Donald Trump's latest scandal may have convinced some of the Republican establishment that he can't win the general election, but he's giving Hillary Clinton a run for her money in the key swing state of North Carolina, according to a new poll released Monday. The Democratic nominee, who visited the state last week in an effort to ramp up her support there, was barely edging the billionaire upstart candidate by less than 3 percentage points, a High Point University poll found.
The poll was released just days after the Washington Post published an explosive blockbuster report with audio and video footage of Trump objectifying women with lewd remarks.
Perhaps the reason why Clinton's lead hadn't expanded significantly in the state? Libertarian Party presidential nominee Gary Johnson, who was claiming 8 percent of the support among likely North Carolina voters. Nine percent of likely voters were also undecided, which may have factored into Clinton's slim lead in the state.
Conversely, the former secretary of state's national lead over Trump widened significantly one day after the two major party nominees squared off for the second time on the debate stage, with the salacious reports increasing the anticipation for the faceoff.
North Carolina is as decisive of a state in the election as there is, the Associated Press reported. "Both candidates have problems here," Paul Shumaker, an adviser to U.S. Sen. Richard Burr, R-N.C., told the AP. "But I think the Clinton people are more attuned about fixing their problems than Trump's are."
Clinton boasted a 14 percentage point national lead Monday, according to the latest NBC News/Wall Street Journal poll. She was up 52 percent to 38 percent, doubling her lead from one month earlier.

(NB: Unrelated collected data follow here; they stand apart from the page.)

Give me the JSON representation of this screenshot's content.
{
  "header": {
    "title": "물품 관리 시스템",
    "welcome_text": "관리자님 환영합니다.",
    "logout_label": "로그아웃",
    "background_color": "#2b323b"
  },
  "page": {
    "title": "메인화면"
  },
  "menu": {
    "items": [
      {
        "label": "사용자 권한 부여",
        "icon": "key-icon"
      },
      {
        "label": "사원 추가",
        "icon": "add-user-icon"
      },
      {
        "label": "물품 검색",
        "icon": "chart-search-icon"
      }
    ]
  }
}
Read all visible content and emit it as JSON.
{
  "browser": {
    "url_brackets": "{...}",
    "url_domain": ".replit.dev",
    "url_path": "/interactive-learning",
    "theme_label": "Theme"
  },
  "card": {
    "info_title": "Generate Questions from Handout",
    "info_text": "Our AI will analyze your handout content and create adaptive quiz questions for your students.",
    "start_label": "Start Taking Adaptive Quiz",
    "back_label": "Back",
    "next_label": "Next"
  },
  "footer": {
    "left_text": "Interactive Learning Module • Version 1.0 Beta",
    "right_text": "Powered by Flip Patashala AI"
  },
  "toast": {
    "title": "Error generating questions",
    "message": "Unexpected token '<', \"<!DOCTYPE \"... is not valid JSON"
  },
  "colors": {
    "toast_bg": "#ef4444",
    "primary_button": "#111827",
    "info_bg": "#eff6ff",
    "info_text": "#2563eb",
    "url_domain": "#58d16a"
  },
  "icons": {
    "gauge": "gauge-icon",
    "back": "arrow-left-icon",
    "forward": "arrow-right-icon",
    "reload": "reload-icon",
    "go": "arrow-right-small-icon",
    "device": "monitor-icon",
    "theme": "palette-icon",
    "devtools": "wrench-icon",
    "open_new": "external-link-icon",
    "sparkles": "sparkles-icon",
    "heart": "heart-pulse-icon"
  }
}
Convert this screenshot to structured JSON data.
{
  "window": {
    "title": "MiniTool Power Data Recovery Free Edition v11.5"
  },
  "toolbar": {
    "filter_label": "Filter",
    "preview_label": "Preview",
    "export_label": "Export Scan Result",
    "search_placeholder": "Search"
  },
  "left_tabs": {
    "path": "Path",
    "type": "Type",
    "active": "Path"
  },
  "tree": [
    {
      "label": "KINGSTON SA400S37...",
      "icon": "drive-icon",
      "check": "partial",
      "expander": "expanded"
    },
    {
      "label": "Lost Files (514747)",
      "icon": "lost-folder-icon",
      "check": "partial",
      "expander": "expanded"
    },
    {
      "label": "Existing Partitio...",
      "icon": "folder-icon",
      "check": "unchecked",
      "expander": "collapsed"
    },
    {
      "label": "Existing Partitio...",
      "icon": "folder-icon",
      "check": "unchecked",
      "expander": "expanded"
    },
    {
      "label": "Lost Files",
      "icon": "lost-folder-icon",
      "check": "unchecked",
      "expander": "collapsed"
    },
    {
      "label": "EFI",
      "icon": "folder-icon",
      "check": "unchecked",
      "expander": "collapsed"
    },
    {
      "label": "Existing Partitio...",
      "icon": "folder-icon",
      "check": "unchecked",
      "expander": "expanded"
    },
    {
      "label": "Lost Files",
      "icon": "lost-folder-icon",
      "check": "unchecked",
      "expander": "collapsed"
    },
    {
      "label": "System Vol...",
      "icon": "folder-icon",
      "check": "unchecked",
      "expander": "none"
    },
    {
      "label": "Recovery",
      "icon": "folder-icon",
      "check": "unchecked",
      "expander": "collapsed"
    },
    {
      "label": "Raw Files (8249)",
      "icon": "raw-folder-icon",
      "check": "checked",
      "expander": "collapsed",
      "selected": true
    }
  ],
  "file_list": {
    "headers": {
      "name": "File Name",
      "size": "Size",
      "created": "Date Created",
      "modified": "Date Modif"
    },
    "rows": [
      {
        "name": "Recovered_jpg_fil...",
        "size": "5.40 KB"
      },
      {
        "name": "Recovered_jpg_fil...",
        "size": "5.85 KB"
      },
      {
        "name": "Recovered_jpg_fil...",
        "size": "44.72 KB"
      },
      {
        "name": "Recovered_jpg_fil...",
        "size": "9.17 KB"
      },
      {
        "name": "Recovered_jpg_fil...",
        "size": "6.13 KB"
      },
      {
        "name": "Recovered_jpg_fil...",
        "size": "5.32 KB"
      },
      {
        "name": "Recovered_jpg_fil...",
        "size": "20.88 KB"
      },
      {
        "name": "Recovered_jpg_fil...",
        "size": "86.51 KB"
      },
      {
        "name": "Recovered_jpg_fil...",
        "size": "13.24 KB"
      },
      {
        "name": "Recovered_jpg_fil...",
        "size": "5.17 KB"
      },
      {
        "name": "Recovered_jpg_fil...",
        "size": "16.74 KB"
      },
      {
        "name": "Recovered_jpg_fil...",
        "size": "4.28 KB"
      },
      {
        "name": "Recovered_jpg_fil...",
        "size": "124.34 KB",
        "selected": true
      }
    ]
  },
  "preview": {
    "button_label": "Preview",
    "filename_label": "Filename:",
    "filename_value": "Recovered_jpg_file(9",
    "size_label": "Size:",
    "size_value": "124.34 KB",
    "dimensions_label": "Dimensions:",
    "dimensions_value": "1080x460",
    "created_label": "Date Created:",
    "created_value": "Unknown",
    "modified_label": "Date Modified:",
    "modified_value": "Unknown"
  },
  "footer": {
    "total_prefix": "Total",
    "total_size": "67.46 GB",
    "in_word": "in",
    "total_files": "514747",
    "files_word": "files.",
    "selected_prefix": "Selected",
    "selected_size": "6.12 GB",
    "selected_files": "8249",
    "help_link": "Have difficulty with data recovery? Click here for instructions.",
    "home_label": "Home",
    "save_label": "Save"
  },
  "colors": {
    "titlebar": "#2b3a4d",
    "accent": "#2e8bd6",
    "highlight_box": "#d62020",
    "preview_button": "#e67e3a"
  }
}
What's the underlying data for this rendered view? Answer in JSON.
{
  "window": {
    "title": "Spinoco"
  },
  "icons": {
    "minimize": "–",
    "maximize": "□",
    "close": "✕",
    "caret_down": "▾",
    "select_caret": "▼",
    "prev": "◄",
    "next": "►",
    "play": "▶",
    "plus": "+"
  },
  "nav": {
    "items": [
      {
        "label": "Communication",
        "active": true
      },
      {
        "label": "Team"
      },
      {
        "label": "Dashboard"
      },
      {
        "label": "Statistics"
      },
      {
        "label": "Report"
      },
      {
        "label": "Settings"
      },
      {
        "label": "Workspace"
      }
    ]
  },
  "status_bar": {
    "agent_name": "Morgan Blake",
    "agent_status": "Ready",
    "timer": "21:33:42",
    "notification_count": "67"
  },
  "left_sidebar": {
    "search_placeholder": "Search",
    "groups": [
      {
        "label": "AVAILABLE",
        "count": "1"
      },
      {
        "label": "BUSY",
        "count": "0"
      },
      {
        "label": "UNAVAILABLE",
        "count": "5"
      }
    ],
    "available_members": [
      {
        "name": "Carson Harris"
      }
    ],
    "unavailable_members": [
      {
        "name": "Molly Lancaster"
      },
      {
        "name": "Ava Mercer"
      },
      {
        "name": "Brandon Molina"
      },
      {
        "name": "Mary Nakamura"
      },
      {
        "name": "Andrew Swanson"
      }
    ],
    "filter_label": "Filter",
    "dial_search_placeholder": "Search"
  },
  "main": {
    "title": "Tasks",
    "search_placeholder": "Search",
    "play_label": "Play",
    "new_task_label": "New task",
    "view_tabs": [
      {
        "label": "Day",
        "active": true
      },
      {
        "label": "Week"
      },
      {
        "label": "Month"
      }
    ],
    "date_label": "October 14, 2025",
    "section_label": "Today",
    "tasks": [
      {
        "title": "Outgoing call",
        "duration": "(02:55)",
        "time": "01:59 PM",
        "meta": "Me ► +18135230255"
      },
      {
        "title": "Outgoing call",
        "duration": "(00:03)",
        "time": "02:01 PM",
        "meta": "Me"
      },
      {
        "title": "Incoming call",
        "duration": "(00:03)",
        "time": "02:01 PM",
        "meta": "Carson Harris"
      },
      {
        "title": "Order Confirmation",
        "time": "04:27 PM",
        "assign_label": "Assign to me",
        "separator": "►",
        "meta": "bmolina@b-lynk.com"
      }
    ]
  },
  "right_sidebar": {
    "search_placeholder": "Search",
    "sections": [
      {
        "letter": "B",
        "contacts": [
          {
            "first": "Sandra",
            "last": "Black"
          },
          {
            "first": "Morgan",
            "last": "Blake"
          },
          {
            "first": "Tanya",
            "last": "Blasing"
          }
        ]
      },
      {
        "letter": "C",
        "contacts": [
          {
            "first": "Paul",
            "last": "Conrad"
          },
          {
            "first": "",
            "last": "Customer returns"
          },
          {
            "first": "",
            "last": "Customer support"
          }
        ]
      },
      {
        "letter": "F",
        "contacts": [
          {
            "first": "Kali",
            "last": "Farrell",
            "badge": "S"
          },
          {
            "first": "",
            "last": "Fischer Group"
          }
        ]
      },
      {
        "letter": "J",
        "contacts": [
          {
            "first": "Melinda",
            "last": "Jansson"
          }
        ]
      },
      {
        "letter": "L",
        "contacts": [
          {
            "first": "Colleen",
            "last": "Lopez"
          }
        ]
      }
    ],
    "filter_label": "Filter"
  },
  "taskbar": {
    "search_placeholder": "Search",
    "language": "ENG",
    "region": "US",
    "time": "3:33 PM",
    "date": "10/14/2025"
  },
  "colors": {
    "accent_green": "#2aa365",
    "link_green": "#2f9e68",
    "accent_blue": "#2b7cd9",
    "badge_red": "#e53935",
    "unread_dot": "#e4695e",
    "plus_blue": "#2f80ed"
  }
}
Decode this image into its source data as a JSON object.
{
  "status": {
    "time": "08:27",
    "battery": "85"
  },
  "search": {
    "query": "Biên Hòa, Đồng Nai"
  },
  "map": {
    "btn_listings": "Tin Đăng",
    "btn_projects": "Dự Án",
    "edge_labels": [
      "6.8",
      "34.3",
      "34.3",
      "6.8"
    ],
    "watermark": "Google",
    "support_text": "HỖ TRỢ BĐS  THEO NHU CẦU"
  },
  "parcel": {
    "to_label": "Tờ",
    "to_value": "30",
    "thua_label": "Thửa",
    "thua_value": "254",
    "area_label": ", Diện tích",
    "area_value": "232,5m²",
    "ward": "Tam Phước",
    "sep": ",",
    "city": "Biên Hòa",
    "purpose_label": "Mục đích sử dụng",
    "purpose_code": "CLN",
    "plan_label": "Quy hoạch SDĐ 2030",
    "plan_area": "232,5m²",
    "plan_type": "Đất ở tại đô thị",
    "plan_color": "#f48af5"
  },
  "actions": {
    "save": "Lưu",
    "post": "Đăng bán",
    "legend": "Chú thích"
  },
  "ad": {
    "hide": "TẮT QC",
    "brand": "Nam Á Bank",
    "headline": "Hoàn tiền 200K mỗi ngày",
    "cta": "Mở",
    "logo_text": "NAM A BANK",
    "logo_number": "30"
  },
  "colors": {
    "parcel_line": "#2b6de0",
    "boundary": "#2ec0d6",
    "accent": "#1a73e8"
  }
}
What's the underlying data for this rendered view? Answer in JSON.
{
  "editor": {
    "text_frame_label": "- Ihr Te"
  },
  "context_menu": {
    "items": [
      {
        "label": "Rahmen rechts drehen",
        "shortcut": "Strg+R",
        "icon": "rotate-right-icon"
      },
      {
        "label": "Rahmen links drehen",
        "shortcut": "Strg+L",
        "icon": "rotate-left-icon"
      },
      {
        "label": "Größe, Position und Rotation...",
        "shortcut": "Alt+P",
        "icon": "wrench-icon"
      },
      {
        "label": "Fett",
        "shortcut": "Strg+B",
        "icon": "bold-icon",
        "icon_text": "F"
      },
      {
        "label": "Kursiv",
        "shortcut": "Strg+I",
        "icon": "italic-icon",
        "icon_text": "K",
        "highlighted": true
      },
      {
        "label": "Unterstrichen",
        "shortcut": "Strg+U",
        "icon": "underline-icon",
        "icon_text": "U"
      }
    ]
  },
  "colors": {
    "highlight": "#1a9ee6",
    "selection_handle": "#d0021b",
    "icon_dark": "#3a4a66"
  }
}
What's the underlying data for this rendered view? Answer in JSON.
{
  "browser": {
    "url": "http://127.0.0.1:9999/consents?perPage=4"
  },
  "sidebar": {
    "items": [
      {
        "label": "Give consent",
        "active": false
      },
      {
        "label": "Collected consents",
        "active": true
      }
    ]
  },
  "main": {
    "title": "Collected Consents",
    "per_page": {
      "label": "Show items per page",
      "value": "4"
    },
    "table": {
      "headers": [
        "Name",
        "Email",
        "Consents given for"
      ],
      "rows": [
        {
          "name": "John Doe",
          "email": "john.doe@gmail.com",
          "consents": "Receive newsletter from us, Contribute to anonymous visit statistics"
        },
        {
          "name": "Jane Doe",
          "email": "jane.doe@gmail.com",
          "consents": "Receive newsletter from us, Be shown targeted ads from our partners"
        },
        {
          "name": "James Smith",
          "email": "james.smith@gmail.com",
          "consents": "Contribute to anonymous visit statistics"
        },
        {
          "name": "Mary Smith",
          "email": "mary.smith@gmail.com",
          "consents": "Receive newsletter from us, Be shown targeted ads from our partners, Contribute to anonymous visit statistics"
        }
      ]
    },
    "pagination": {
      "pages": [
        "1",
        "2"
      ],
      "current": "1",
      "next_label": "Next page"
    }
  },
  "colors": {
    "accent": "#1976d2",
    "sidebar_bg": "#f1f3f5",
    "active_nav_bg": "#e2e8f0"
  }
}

In North Carolina, which has 15 electoral votes up for grabs, 97 percent of those who were surveyed indicated they were "almost certain" to cast their votes in the same manner they responded to the High Point University poll. Three percent characterized their intent as "probably."
The poll surveyed 479 people last week and has a margin of error of 4.5 percentage points.
The leaked video of Trump making obscene comments about women factored heavily into Monday's national poll, as 52 percent of those surveyed said the news was a legitimate issue in the race for the White House. Fourteen percent said Congress should call on Trump to drop out of the race altogether.
The NBC News/Wall Street Journal poll surveyed 500 registered voters last week and has a margin of error from 4.4 percentage points and 4.6 percentage points.
Clinton is expected to win the state handily, according to a projection by Five Thirty Eight, which shows the Democrat has a 67 percent chance of doing so.